Sebelumnya, Menteri Koordinator Politik, Hukum, dan Keamanan Mahfud MD mendesak Kejaksaan memproses baik pelanggaran administratif maupun pidana terhadap oknum yang memfasilitasi Joko. Mahfud meminta Kejaksaan mencontoh sikap tegas yang sudah dilakukan oleh Polri.
Sejauh ini, Polri telah mencopot tiga perwira tinggi dari jabatannya dalam kasus pelarian Joko Tjandra. Bahkan, satu dari tiga perwira tinggi itu sudah ditetapkan sebagai tersangka, yaitu Brigjen (Pol) Prasetijo Utomo.
”Jangan hanya berhenti di tindakan administratif. Kejaksaan harus menindaklanjuti dan mencari bukti-bukti perbuatan pidananya. Upaya melindungi oknum atau menutup-nutupi Kejaksaan hanya akan sia-sia karena masyarakat mengawasi terus kasus ini,” kata Mahfud.
Mahfud juga optimistis dua institusi penegak hukum, yaitu Polri dan Kejaksaan, dapat menggunakan kasus Joko Tjandra ini sebagai momentum untuk bersih-bersih dari koruptor.
Secara terpisah, peneliti Indonesia Corruption Watch (ICW), Kurnia Ramadhana, mendorong KPK segera berkoordinasi dengan Polri dan Kejagung untuk dapat menangani dugaan tindak pidana suap yang dilakukan Joko ataupun kuasa hukumnya serta dugaan obstruction of justice atau perintangan penyidikan.

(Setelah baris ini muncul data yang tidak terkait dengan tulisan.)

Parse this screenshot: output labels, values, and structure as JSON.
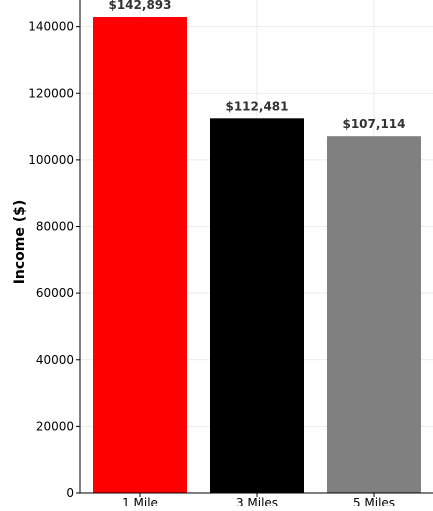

Menurut Kurnia, meskipun kasus Joko sudah ditangani Polri dan Kejagung, KPK tetap dapat terlibat. Hal tersebut sesuai dengan Pasal 10 A Undang-Undang Nomor 19 Tahun 2019 tentang Perubahan Kedua atas Undang-Undang Nomor 30 Tahun 2002 tentang Komisi Pemberantasan Tindak Pidana Korupsi.